Des personnalités algériennes et françaises viennent de créer le Comité de soutien vérité et justice à l’Association des vétérans des essais nucléaires (Aven) et à l’association Moruroa e tatou, ONG de droit français qui défendent les droits des personnes souffrant des effets des essais nucléaires français au Sahara algérien et en Polynésie.

Comme il l’avait fait pour les essais nucléaires réalisés en Polynésie, le ministère de la Défense vient de rendre publique un dossier de présentation des essais nucléaires et de leur suivi au Sahara. La France a mené dix-sept essais nucléaires dans le Sahara algérien entre le 13 février 1960 et le 16 février 1966.

Une première série de tirs a eu lieu à une cinquantaine de kilomètres au sud de Reggane, oasis située à 700 kilomètres de Colomb-Béchar qui comptait alors quelques centaines d’habitants (près de 35.000 aujourd’hui). Quatre tirs atmosphériques ont été réalisés. Gerboise bleue, le 13 février 1960 était une bombe de 70 kilotonnes (kt) disposée sur un pylône.

La deuxième série de tirs, treize du 7 novembre 1961 au 16 février 1966, a été effectuée à un autre endroit, dans le massif du Hoggar, à proximité d’In Ekker. Ils n’étaient plus atmosphériques: les engins étaient placés au fond de galeries en forme de colimaçon de manière à ce que l’onde de choc générée par l’explosion obture la galerie et piège les produits radioactifs sous terre.

L’accident le plus sérieux s’est produit le 1er mai 1962 lors de l’essai Béryl (moins de 30 kt). La galerie s’est ouverte et un important nuage radioactif s’est échappé. De plus, un changement de direction du vent l’a amené à passer au-dessus du poste de commandement. Une quinzaine de personnes ont ainsi été assez sévèrement exposées. Parmi elles, deux ministres, Pierre Messmer et Gaston Palewski.

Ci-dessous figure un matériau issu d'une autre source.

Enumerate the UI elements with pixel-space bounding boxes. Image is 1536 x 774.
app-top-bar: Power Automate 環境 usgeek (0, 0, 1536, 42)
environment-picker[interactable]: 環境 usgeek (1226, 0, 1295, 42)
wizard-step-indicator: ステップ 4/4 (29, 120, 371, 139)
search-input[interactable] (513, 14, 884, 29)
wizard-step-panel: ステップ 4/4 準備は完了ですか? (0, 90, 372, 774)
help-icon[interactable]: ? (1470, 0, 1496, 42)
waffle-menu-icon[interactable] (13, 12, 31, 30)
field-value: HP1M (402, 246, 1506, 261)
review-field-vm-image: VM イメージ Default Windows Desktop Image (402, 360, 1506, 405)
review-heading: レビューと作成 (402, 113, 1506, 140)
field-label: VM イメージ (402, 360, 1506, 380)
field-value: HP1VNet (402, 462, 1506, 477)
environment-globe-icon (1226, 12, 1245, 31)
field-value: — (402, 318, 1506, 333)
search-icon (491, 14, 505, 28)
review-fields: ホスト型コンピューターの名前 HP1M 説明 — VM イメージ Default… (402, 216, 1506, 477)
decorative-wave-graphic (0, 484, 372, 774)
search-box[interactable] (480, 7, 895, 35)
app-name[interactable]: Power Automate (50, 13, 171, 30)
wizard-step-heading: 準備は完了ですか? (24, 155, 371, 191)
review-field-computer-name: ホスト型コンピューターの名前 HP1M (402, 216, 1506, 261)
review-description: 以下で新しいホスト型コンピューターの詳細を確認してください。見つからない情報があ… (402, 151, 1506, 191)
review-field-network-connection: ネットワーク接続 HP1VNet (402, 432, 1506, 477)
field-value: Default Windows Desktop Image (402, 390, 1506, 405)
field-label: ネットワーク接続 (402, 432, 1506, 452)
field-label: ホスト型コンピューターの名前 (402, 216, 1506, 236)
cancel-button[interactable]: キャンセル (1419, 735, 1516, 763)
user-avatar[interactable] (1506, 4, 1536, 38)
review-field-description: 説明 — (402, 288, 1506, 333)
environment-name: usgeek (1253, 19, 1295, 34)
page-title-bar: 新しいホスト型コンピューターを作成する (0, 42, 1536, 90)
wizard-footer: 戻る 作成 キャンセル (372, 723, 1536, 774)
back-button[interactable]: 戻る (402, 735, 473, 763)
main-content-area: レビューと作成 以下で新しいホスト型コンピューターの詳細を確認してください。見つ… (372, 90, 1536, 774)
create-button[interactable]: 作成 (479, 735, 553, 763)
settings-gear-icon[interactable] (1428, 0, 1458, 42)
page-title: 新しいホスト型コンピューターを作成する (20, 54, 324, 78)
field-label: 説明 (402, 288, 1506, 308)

Ce dernier, qui décédera d’une leucémie, pensait que sa maladie était due à cette irradiation. De plus, 9 militaires ont séjourné en zone contaminée. Après décontamination, ils ont été transportés à l’hôpital Percy de Clamart et ont fait l’objet d’un suivi médical.

Il est un point dont l’armée n’est pas très fière aujourd’hui. Lors des premiers essais aériens, des exercices impliquant une centaine de militaires ont été réalisés en milieu contaminé. Des hélicoptères guidant des blindés et des fantassins, munis d’équipements de protection, ont manoeuvré en zone radioactive. Même s’il n’y a pas eu mise en danger de ces soldats au vu des doses de radioactivité rencontrées, de telles manoeuvres seraient aujourd’hui, loin de l’esprit « guerre froide » des années 1960, totalement exclues.

La France a par ailleurs été accusée d’avoir utilisé des cadavres lors de ces essais pour tester l’effet de l’explosion. Ce que le ministère de la Défense réfute catégoriquement, affirmant que ce sont des mannequins revêtus, ou non, des tenues de protection qui ont été utilisés.

Que reste-t-il aujourd’hui de la radioactivité libérée par ces essais? Il subsiste bien, dans le désert, quelques zones radioactives qui pourraient poser des problèmes sanitaires. Un rapport établi par l’Agence internationale de l’énergie atomique (AIEA) en 2005 relève 4 zones contaminées, autour des essais Gerboise blanche et bleue, de manière faible et localisée, et au sortir des tunnels des essais Béryl et Améthyste dans le massif Tan Afella. C’est là que la radioactivité résiduelle est la plus forte.

Avant leur départ en 1966, les Français avaient construit une vaste clôture pour empêcher l’accès aux lieux des essais souterrains. Au fil des années, cette clôture s’était dégradée.

L’Association des vétérans des essais nucléaires (Aven) n’est pas satisfaite de ce rapport et reproche au ministère de la Défense d’entonner «à nouveau le refrain de la bombe propre». «Alors qu’il serait de la responsabilité du gouvernement français, en accord avec le gouvernement algérien, de mettre en place une surveillance de la radioactivité des sites, comme celle installée à Moruroa et à Fangataufa, de nettoyer les zones contaminées comme les Britanniques l’ont réalisé en Australie, le ministère de la Défense s’autocongratule sur l’absence d’incidence environnementale de ses essais», déplore l’Aven.